Кажется, запас моей вежливости скоро закончится, но вряд ли я скажу и слово против. Не умею противостоять или спорить, говорю так, как есть, — правдиво и максимально
— Даня всегда закрывал предметы раньше и приезжал домой, — довольно произносит Григорий Викторович. — Я думал, у тебя так же.
— Эльза очень хорошо учится. Поступила сама на бюджет, без моих связей сдала первую сессию, но… Милая, подумай о досрочной сдаче в этом семестре, хорошо?
Если бы я была буйным подростком, я бы вскочила со стула, накричала на маму с будущим «папочкой» и высказала свое мнение. Но мне уже девятнадцать. Гормоны поутихли, возражать смысла не вижу. Так будет лучше для меня. Мама никогда не делала ничего мне во вред, а слова Григория Викторовича…
«Мама никогда не делала ничего мне во вред», — повторяю про себя, и вторая «я» тут же перестает сопротивляться.
— Прощу прощения за опоздание, — произносит бархатистый голос справа от меня и заставляет замереть на месте, покрываясь мурашками от волнения.
Вы когда-нибудь ощущали, что у вас замирает сердце в буквальном смысле? Когда оно резко останавливается, а затем заводится с двойной скоростью, словно вы пережили секундную клиническую смерть? Я — нет. Всегда думала, что это бредни из области фантастики.
Но сейчас я ощутила резкое торможение и ускорение за считанные секунды, стоило только встретиться с внимательными зелеными глазами…

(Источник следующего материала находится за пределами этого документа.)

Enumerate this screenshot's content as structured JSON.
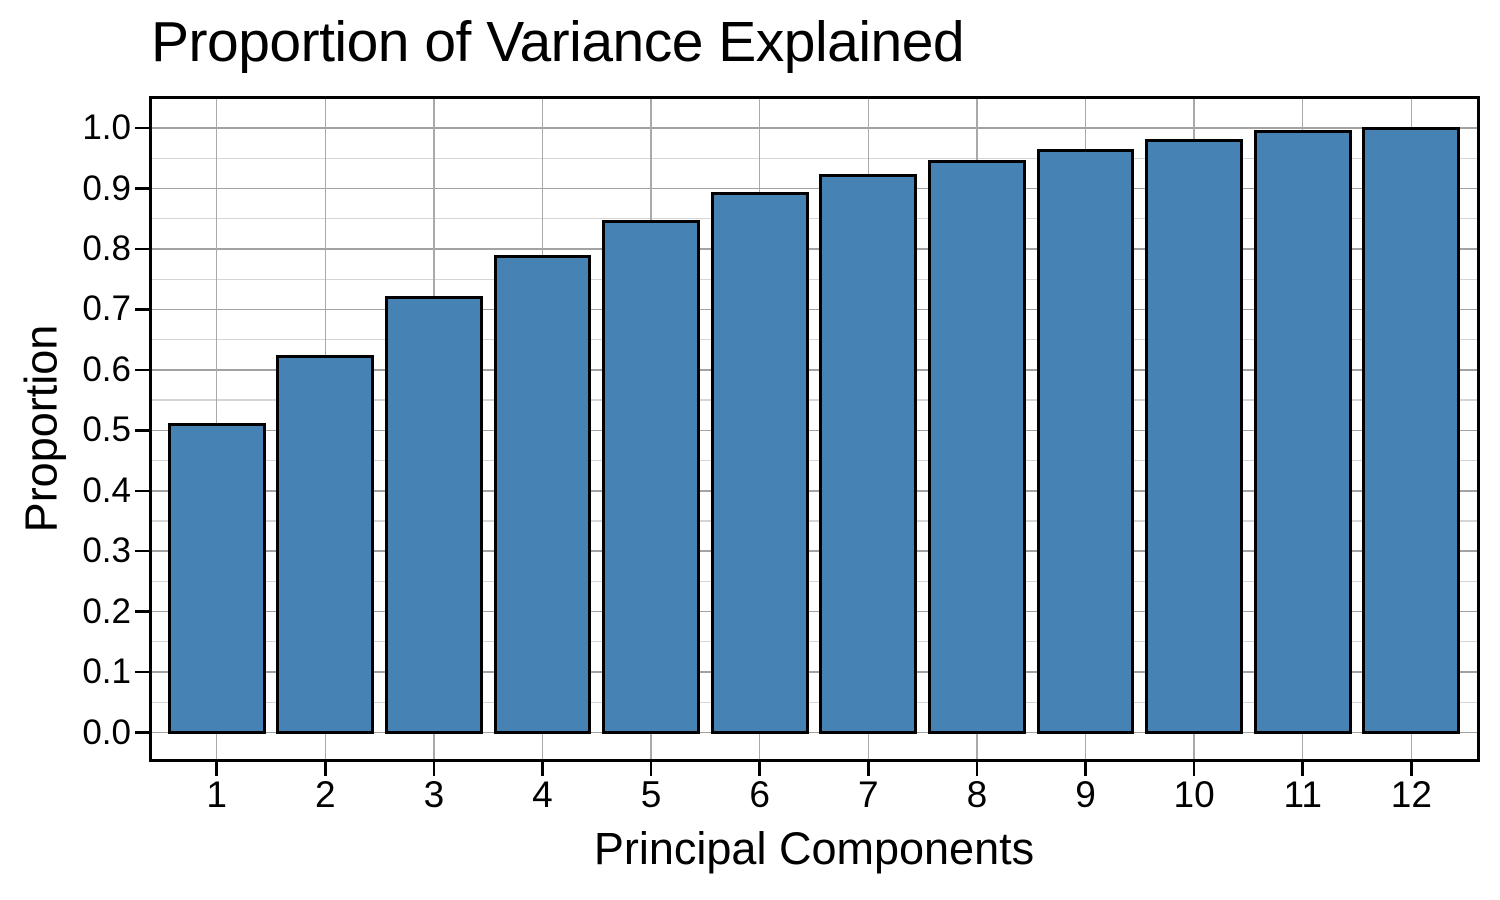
{
  "title": "Proportion of Variance Explained",
  "chart_data": {
    "type": "bar",
    "title": "Proportion of Variance Explained",
    "xlabel": "Principal Components",
    "ylabel": "Proportion",
    "categories": [
      "1",
      "2",
      "3",
      "4",
      "5",
      "6",
      "7",
      "8",
      "9",
      "10",
      "11",
      "12"
    ],
    "values": [
      0.51,
      0.622,
      0.72,
      0.788,
      0.846,
      0.891,
      0.922,
      0.945,
      0.963,
      0.979,
      0.994,
      1.0
    ],
    "xlim": [
      0.4,
      12.6
    ],
    "ylim": [
      -0.043,
      1.049
    ],
    "yticks": [
      0.0,
      0.1,
      0.2,
      0.3,
      0.4,
      0.5,
      0.6,
      0.7,
      0.8,
      0.9,
      1.0
    ],
    "ytick_labels": [
      "0.0",
      "0.1",
      "0.2",
      "0.3",
      "0.4",
      "0.5",
      "0.6",
      "0.7",
      "0.8",
      "0.9",
      "1.0"
    ],
    "minor_ytick_step": 0.05,
    "bar_width_data_units": 0.9,
    "bar_fill": "#4682B4",
    "bar_stroke": "#000000",
    "grid": "on",
    "legend": "none"
  }
}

— Данечка! — мама радостно поднимается и обнимает «Данечку», целуя в обе щеки. Снова ощущаю ее слишком теплое отношение к мужчинам из этой семьи, и оно неприятно сдавливает грудь.
— Добрый вечер, Марта.
Тон парня кажется вежливым, но я улавливаю боковым зрением, как слегка кривится его лицо, а руки не обнимаю маму в ответ.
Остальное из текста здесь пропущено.